The goal of this effort is to devise real-time, efficient and dependable algorithms for spacecraft autonomous maneuvering, with a focus on dynamic and cluttered environments (which may arise, e.g., due to debris or outgassing activity). Specifically, this project is aimed at devising a technology for the online planning of trajectories in proximity operations, which together with reliable environmental sensing and autonomous high-level decision-making is a key enabler for autonomous spacecraft navigation. As a radical departure from traditional methods, we are leveraging recent algorithmic advances in the field of robotic motion planning to spacecraft control. Our research objectives are to:
  1. Address the theoretical underpinnings for the application of robotic motion planning algorithms to the problem of onboard spacecraft maneuvering, with special attention paid to implementability on space-qualified hardware.
  2. Integrate the planning module within the overall spacecraft autonomy module, with a focus on encoding safety modes and addressing environmental uncertainties.
  3. Validate our algorithms on a state-of-the-art test bed that emulates both deep-space and microgravity environments.
This effort is supported by a an Early Career Faculty grant from NASA's Space Technology Research Grants Program (Grant NNX12AQ43G), and involves collaboration with the NASA Goddard Space Flight Center and the NASA Jet Propulsion Laboratory.

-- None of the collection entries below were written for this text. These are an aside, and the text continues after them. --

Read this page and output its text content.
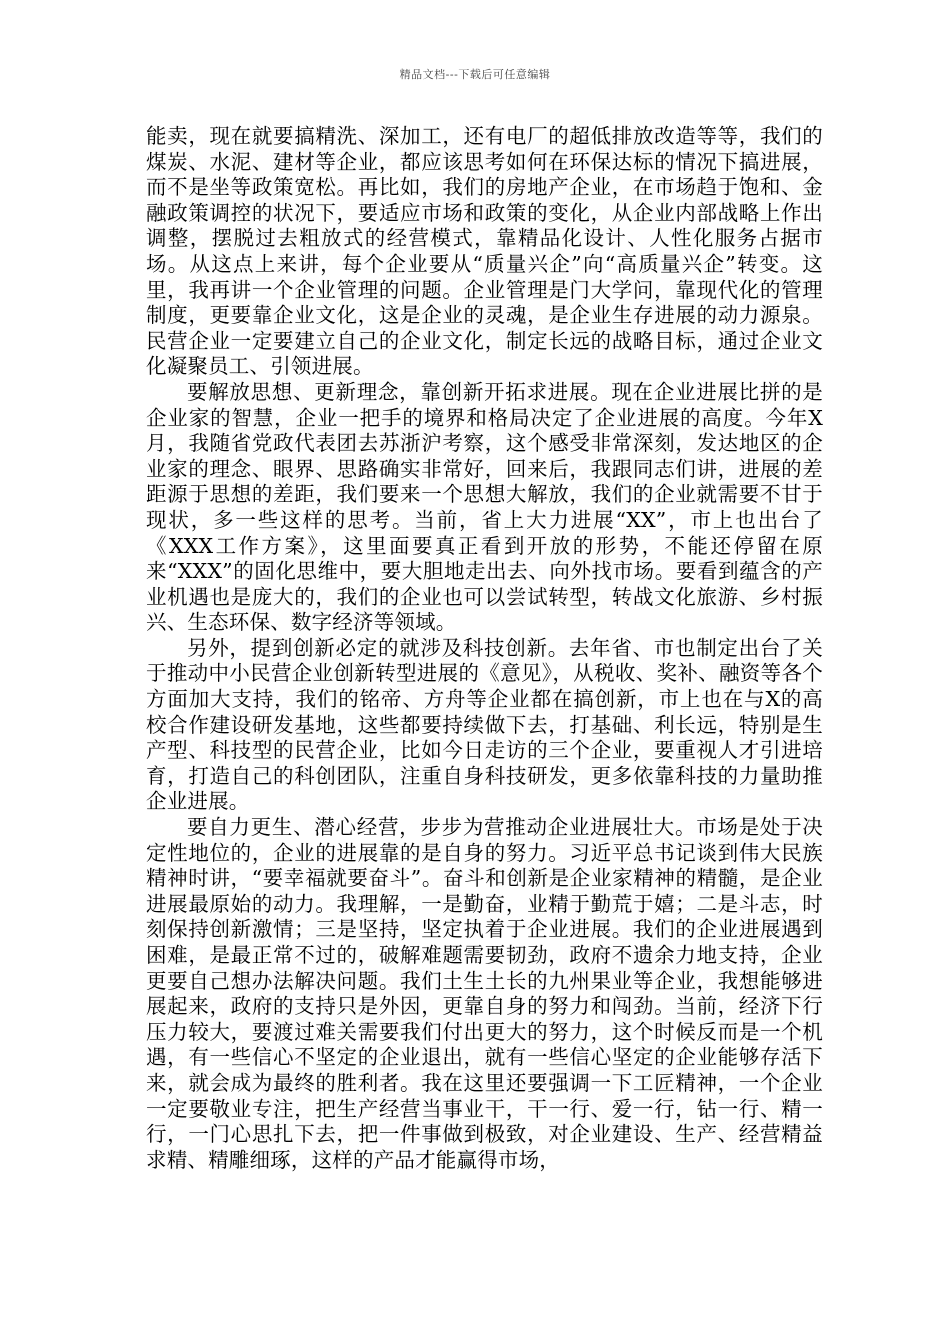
精品文档---下载后可任意编辑

能卖，现在就要搞精洗、深加工，还有电厂的超低排放改造等等，我们的煤炭、水泥、建材等企业，都应该思考如何在环保达标的情况下搞进展，而不是坐等政策宽松。再比如，我们的房地产企业，在市场趋于饱和、金融政策调控的状况下，要适应市场和政策的变化，从企业内部战略上作出调整，摆脱过去粗放式的经营模式，靠精品化设计、人性化服务占据市场。从这点上来讲，每个企业要从“质量兴企”向“高质量兴企”转变。这里，我再讲一个企业管理的问题。企业管理是门大学问，靠现代化的管理制度，更要靠企业文化，这是企业的灵魂，是企业生存进展的动力源泉。民营企业一定要建立自己的企业文化，制定长远的战略目标，通过企业文化凝聚员工、引领进展。

要解放思想、更新理念，靠创新开拓求进展。现在企业进展比拼的是企业家的智慧，企业一把手的境界和格局决定了企业进展的高度。今年X月，我随省党政代表团去苏浙沪考察，这个感受非常深刻，发达地区的企业家的理念、眼界、思路确实非常好，回来后，我跟同志们讲，进展的差距源于思想的差距，我们要来一个思想大解放，我们的企业就需要不甘于现状，多一些这样的思考。当前，省上大力进展“XX”，市上也出台了《XXX工作方案》，这里面要真正看到开放的形势，不能还停留在原来“XXX”的固化思维中，要大胆地走出去、向外找市场。要看到蕴含的产业机遇也是庞大的，我们的企业也可以尝试转型，转战文化旅游、乡村振兴、生态环保、数字经济等领域。

另外，提到创新必定的就涉及科技创新。去年省、市也制定出台了关于推动中小民营企业创新转型进展的《意见》，从税收、奖补、融资等各个方面加大支持，我们的铭帝、方舟等企业都在搞创新，市上也在与X的高校合作建设研发基地，这些都要持续做下去，打基础、利长远，特别是生产型、科技型的民营企业，比如今日走访的三个企业，要重视人才引进培育，打造自己的科创团队，注重自身科技研发，更多依靠科技的力量助推企业进展。

要自力更生、潜心经营，步步为营推动企业进展壮大。市场是处于决定性地位的，企业的进展靠的是自身的努力。习近平总书记谈到伟大民族精神时讲，“要幸福就要奋斗”。奋斗和创新是企业家精神的精髓，是企业进展最原始的动力。我理解，一是勤奋，业精于勤荒于嬉；二是斗志，时刻保持创新激情；三是坚持，坚定执着于企业进展。我们的企业进展遇到困难，是最正常不过的，破解难题需要韧劲，政府不遗余力地支持，企业更要自己想办法解决问题。我们土生土长的九州果业等企业，我想能够进展起来，政府的支持只是外因，更靠自身的努力和闯劲。当前，经济下行压力较大，要渡过难关需要我们付出更大的努力，这个时候反而是一个机遇，有一些信心不坚定的企业退出，就有一些信心坚定的企业能够存活下来，就会成为最终的胜利者。我在这里还要强调一下工匠精神，一个企业一定要敬业专注，把生产经营当事业干，干一行、爱一行，钻一行、精一行，一门心思扎下去，把一件事做到极致，对企业建设、生产、经营精益求精、精雕细琢，这样的产品才能赢得市场，
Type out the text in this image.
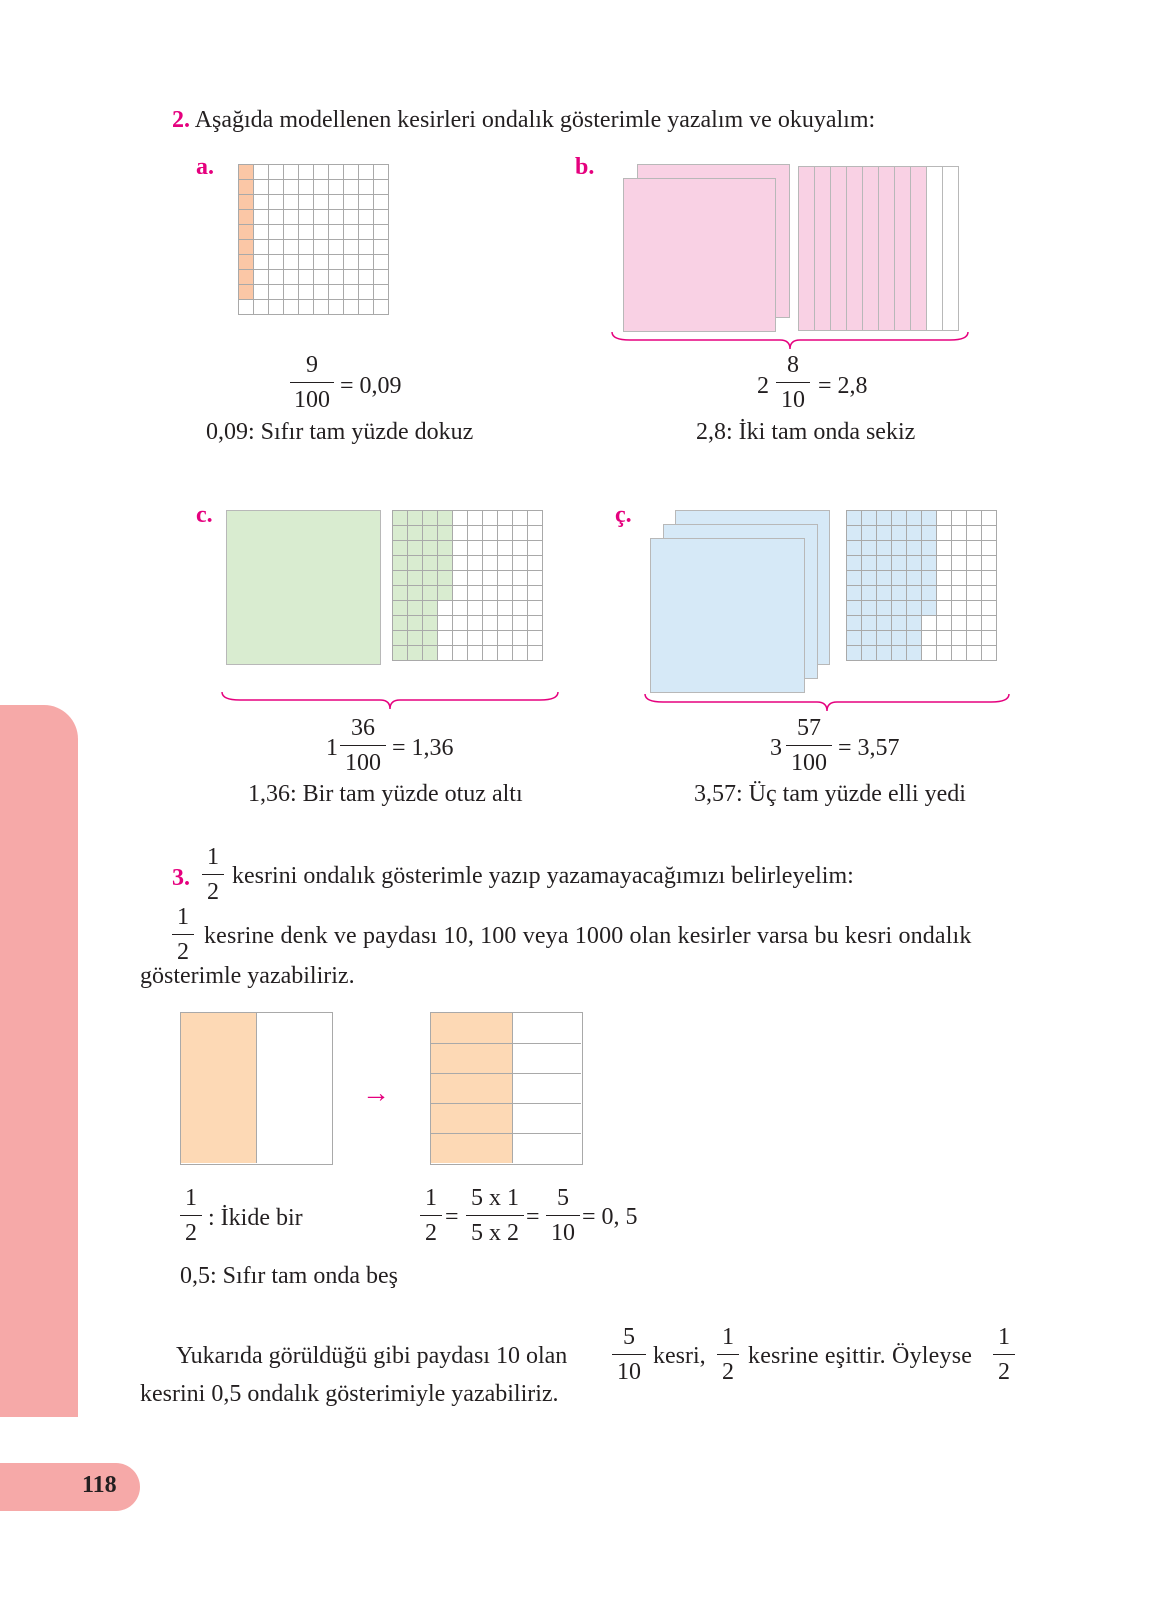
118
2. Aşağıda modellenen kesirleri ondalık gösterimle yazalım ve okuyalım:
a.
9
100
= 0,09
0,09: Sıfır tam yüzde dokuz
b.
2
8
10
= 2,8
2,8: İki tam onda sekiz
c.
1
36
100
= 1,36
1,36: Bir tam yüzde otuz altı
ç.
3
57
100
= 3,57
3,57: Üç tam yüzde elli yedi
3.
1
2
kesrini ondalık gösterimle yazıp yazamayacağımızı belirleyelim:
1
2
kesrine denk ve paydası 10, 100 veya 1000 olan kesirler varsa bu kesri ondalık
gösterimle yazabiliriz.
→
1
2
: İkide bir
1
2
=
5 x 1
5 x 2
=
5
10
= 0, 5
0,5: Sıfır tam onda beş
Yukarıda görüldüğü gibi paydası 10 olan
5
10
kesri,
1
2
kesrine eşittir. Öyleyse
1
2
kesrini 0,5 ondalık gösterimiyle yazabiliriz.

The 3-DOF testbeds of the Stanford Free-Flying Robotics Facility, three robots that use compressed air to hover on air bearings to mimic microgravity on a large granite table.  The free-flyers are used for real-time planning demonstrations in a space-like environment.


Autonomous planning in proximity of outgassing material on the surface of Enceladus, an example of a mission that cannot be guided by human oversight and hence demands robust and safe autonomy.


Planning in dynamic and cluttered environments requires fast re-planning and anytime computation, e.g., through tree data structures. Our research focuses on applying an efficient, asymptotically optimal algorithm named Fast Marching Trees (FMT*) to challenging dynamically-constrained scenarios.